The first stretch that may help is called the gluteus stretch. To perform it, lie stretched out on your back. Place a cushion beneath your head for support. Bend one knee, and wrap both hands around it. Begin slowly pulling your knee towards your chest, and hold the position for five to ten seconds. Slowly straighten your leg, and repeat on the other side. Do this five to ten more times.

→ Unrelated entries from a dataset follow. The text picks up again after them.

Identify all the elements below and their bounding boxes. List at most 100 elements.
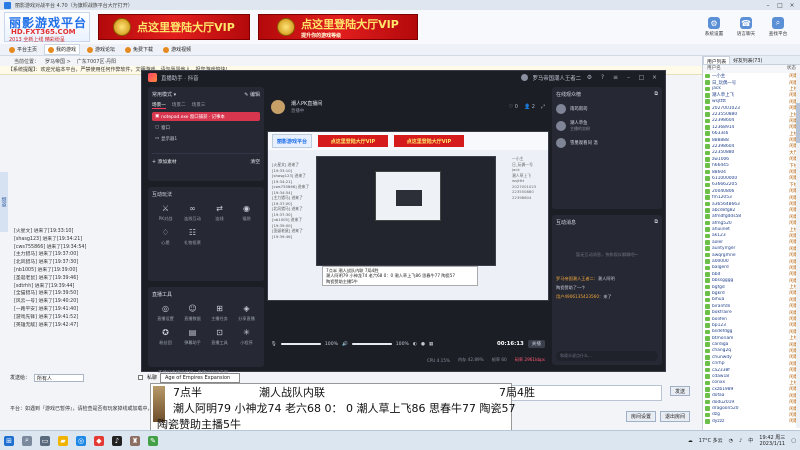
breadcrumb-room[interactable]: 广东7007区·丹阳 xyxy=(77,58,116,65)
menu-icon[interactable]: ≡ xyxy=(611,74,620,81)
scene-mode-dropdown[interactable]: 常用模式 ▾ xyxy=(152,91,176,98)
add-source-button[interactable]: + 添加素材 xyxy=(152,158,177,165)
message-input[interactable]: 和观众说点什么... xyxy=(556,351,658,361)
microphone-icon[interactable]: 🎙 xyxy=(271,342,277,347)
settings-icon[interactable]: ⚙ xyxy=(585,74,594,81)
end-live-button[interactable]: 关播 xyxy=(527,340,545,348)
user-row[interactable]: bbssgggg 闲着 xyxy=(703,278,800,284)
private-chat-checkbox[interactable] xyxy=(138,375,144,380)
stream-preview[interactable]: 丽影游戏平台 点这里登陆大厅VIP 点这里登陆大厅VIP [火星文] 进来了[1… xyxy=(267,131,549,301)
live-data-button[interactable]: ☺ 直播数据 xyxy=(179,304,206,322)
tab-scene-2[interactable]: 场景二 xyxy=(172,102,186,109)
notepad-taskbar-icon[interactable]: ✎ xyxy=(148,435,158,446)
user-row[interactable]: 22350880 大厅 xyxy=(703,150,800,156)
game-taskbar-icon[interactable]: ♜ xyxy=(130,435,140,446)
user-row[interactable]: biranfdn 闲着 xyxy=(703,303,800,309)
tab-scene-3[interactable]: 场景三 xyxy=(192,102,206,109)
user-row[interactable]: afmg520 闲着 xyxy=(703,220,800,226)
scoreboard-notepad[interactable]: 7点半 潮人战队内联 7局4胜 潮人阿明79 小神龙74 老六68 0： 0 潮… xyxy=(150,383,535,433)
user-row[interactable]: dofaa 闲着 xyxy=(703,393,800,399)
user-row[interactable]: bokfraire 闲着 xyxy=(703,309,800,316)
user-row[interactable]: bp123 闲着 xyxy=(703,322,800,328)
co-host-button[interactable]: ∞ 连线互动 xyxy=(179,204,206,222)
edit-scene-button[interactable]: ✎ 编辑 xyxy=(244,91,260,98)
help-icon[interactable]: ? xyxy=(598,74,607,81)
send-button[interactable]: 发送 xyxy=(670,386,690,396)
user-row[interactable]: btmoriam 上线 xyxy=(703,335,800,341)
user-row[interactable]: abcdefg82 闲着 xyxy=(703,207,800,213)
user-row[interactable]: 22398604 闲着 xyxy=(703,118,800,124)
user-row[interactable]: 636662205 下线 xyxy=(703,182,800,188)
nav-item-video[interactable]: 游戏视频 xyxy=(160,45,194,54)
fan-club-button[interactable]: ✪ 粉丝团 xyxy=(152,328,179,346)
user-row[interactable]: 223550880 上线 xyxy=(703,111,800,118)
user-row[interactable]: aoler 闲着 xyxy=(703,239,800,245)
user-row[interactable]: bgkrd 闲着 xyxy=(703,290,800,296)
user-row[interactable]: dyzzz 闲着 xyxy=(703,418,800,424)
find-platform-button[interactable]: ⌕ 查找平台 xyxy=(766,17,790,37)
source-item-window[interactable]: ▢ 窗口 xyxy=(152,123,260,132)
user-row[interactable]: 22398604 闲着 xyxy=(703,143,800,149)
connect-button[interactable]: ⇄ 连线 xyxy=(206,204,233,222)
user-row[interactable]: bihua 闲着 xyxy=(703,297,800,303)
lucky-bag-button[interactable]: ◉ 福袋 xyxy=(233,204,260,222)
popout-icon[interactable]: ⧉ xyxy=(654,219,658,226)
anchor-task-button[interactable]: ⊞ 主播任务 xyxy=(206,304,233,322)
user-row[interactable]: 12368914 闲着 xyxy=(703,124,800,130)
maximize-icon[interactable]: □ xyxy=(776,2,784,9)
mic-volume-slider[interactable] xyxy=(280,343,321,345)
nav-item-download[interactable]: 免费下载 xyxy=(122,45,156,54)
live-settings-button[interactable]: ◎ 直播设置 xyxy=(152,304,179,322)
avatar[interactable] xyxy=(271,100,285,114)
streaming-taskbar-icon[interactable]: ♪ xyxy=(112,435,122,446)
room-settings-button[interactable]: 房间设置 xyxy=(626,411,656,422)
record-icon[interactable]: ● xyxy=(421,342,425,347)
user-row[interactable]: jack 上线 xyxy=(703,86,800,92)
weather-icon[interactable]: ☁ xyxy=(688,438,693,444)
exit-room-button[interactable]: 退出房间 xyxy=(660,411,690,422)
search-icon[interactable]: ⌕ xyxy=(22,435,32,446)
user-row[interactable]: fm12053 闲着 xyxy=(703,194,800,201)
voice-chat-button[interactable]: ☎ 语言聊天 xyxy=(734,17,758,37)
user-row[interactable]: 6633s6 上线 xyxy=(703,131,800,137)
user-row[interactable]: 一小主 闲着 xyxy=(703,73,800,79)
source-item-monitor[interactable]: ▭ 显示器1 xyxy=(152,134,260,143)
minimize-icon[interactable]: – xyxy=(624,74,633,81)
user-row[interactable]: 20040806 闲着 xyxy=(703,188,800,194)
source-item-notepad[interactable]: ▣ notepad.exe 窗口捕获 · 记事本 xyxy=(152,112,260,121)
channel-side-tab[interactable]: 频道 xyxy=(0,172,8,232)
start-icon[interactable]: ⊞ xyxy=(4,435,14,446)
file-explorer-icon[interactable]: ▰ xyxy=(58,435,68,446)
speaker-volume-slider[interactable] xyxy=(351,343,392,345)
volume-icon[interactable]: ♪ xyxy=(739,438,742,444)
tab-scene-1[interactable]: 场景一 xyxy=(152,102,166,109)
clock[interactable]: 19:42 周三 2023/1/11 xyxy=(759,435,785,447)
tab-user-list[interactable]: 用户列表 xyxy=(703,56,731,65)
user-row[interactable]: chunwdy 闲着 xyxy=(703,354,800,360)
user-row[interactable]: dzg 闲着 xyxy=(703,412,800,418)
user-row[interactable]: wsjtttt 闲着 xyxy=(703,99,800,105)
network-icon[interactable]: ◔ xyxy=(729,438,733,444)
layout-icon[interactable]: ▦ xyxy=(429,342,433,347)
user-row[interactable]: 潮人草上飞 闲着 xyxy=(703,92,800,98)
user-row[interactable]: cxzb1989 闲着 xyxy=(703,386,800,392)
user-row[interactable]: cardiga 闲着 xyxy=(703,341,800,348)
recipient-select[interactable]: 所有人 xyxy=(34,373,85,382)
user-row[interactable]: dodu2019 闲着 xyxy=(703,399,800,405)
user-row[interactable]: 888888 闲着 xyxy=(703,137,800,143)
user-row[interactable]: dragoon520 闲着 xyxy=(703,405,800,412)
user-row[interactable]: ak123 闲着 xyxy=(703,233,800,239)
minimize-icon[interactable]: – xyxy=(764,2,772,9)
weather-text[interactable]: 17°C 多云 xyxy=(699,437,723,444)
close-icon[interactable]: × xyxy=(650,74,659,81)
danmaku-button[interactable]: ▤ 弹幕助手 xyxy=(179,328,206,346)
user-row[interactable]: 611000000 闲着 xyxy=(703,175,800,181)
audience-row[interactable]: 雪墨观看同 温 xyxy=(556,138,658,148)
gift-vote-button[interactable]: ☷ 礼物投票 xyxy=(179,228,206,246)
vip-banner-1[interactable]: 点这里登陆大厅VIP xyxy=(98,14,250,40)
user-row[interactable]: 日_玩偶一号 闲着 xyxy=(703,79,800,86)
close-icon[interactable]: × xyxy=(788,2,796,9)
scrollbar-thumb[interactable] xyxy=(796,103,800,143)
tab-friend-list[interactable]: 好友列表(73) xyxy=(730,56,765,64)
user-list-scrollbar[interactable] xyxy=(796,73,800,428)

Another great stretch for relieving ischial bursitis pain is the piriformis stretch. To do this, sit on the floor with both legs straight. Cross one leg over the other, with your foot along the knee. Using your opposite hand, gently pull your bent knee across the middle of your body. Hold the stretch for anywhere from 10 to 30 seconds. You should really feel this working in the muscles of your outer thigh. Repeat on the other leg.
Hip extensions can also be a great stretch to strengthen the lower back and buttocks, which may relieve pain. Begin on all fours with your knees aligned under your hips and your hands under your shoulders. At the same time, stretch your left arm out in front of you and your right leg behind you. Slowly raise them up until they are in line with your back. Hold the position for two seconds, then switch to the other side. Repeat five times on both sides.
With most types of bursitis, it is advised to rest as much as possible. But because ischial bursitis is often caused by too much pressure from resting on uncomfortable surfaces, pain can often be relieved with some gentle movement. This can help strengthen your muscles and improve your flexibility.
Simple things like walking around the house or climbing the stairs may help relieve ischial bursitis pain. However, make sure to stay close to a hand-rail or a chair, in case your pain causes you to lose balance.
A New Chair
While you should try to avoid sitting as much as possible while your bursitis heals, investing in a new office chair may help prevent the pain from coming back. Regular office chairs often don’t provide proper support, and can lead to pain and inflammation, as well as poor posture and decreased flexibility.
Chairs like the all33 Backstrong C1 are designed to cushion and support the body. This chair supports ideal posture and flexibility, better blood flow, increased oxygen flow to muscles, and relief from neck and shoulder strain. It employs Sit In Motion technology that moves with you to allow natural movement of the pelvis and back. This helps to stimulate circulation, improve flexibility, and relieve pressure on your pelvic area.
Your pelvic bones are so important to the way your body functions. Not only do they support your entire lower body and make actions like sitting, standing, and walking possible, the bony pelvis also houses a variety of important internal organs. Making sure to protect your pelvic bones is vital to your health, mobility, and overall well-being.